Bacchus to the future’, The Economist Technology Quarterly Nov 30th 2013, p20

‘Another avenue of research involves analysing the thousands of different chemical compounds found in red wine, to determine how its composition affects the way humans perceive it. These compounds can be separated and analysed using a technique called gas chromatography-mass spectrometry. Many of the compounds in wine have never been catalogued, and even among those that have, subtle differences in structure can lead to big differences in humans’ sensory reactions. Characterising them fully requires nuclear-magnetic resonance spectroscopy, a technique in which the isolated substances are placed in a magnetic field, and their absorption of radiation is measured at different points. “It’s like a puzzle,” says Axel Marchal of the Institute of Vine and Wine Sciences (ISVV) in Bordeaux. The ISVV’s spectrometers are custom-built, with slots carved out for researchers’ noses so they can smell each compound separately.
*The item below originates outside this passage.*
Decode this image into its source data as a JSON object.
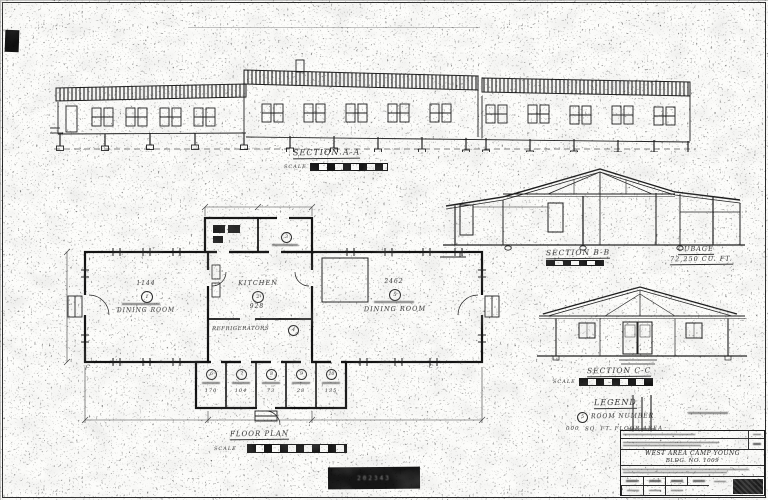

This technique has led to successes in the past: it was used to identify thiols as the source of the signature passion fruit aroma in sauvignon blanc, and methoxypyrazines as the cause of bell-pepper smells in cabernet sauvignon. Further research showed that pruning leaves at the bottom of the vine sharply reduces methoxypyrazine concentration, one reason why Bordeaux reds taste far less “green” than they once did. Unfortunately, most aromas are not that simple. They are often produced not by individual compounds but by combinations of chemicals, including some that are odourless but modify the effect of others on nerve receptors. “The human nose is a very powerful detector,” says Mr Marchal. “It’s much more powerful than mass spectrometry.” The grape genome was sequenced in 2007, and scientists are optimistic that they will begin to unmask the relationships between terroir, vine, wine and perception in the coming years.’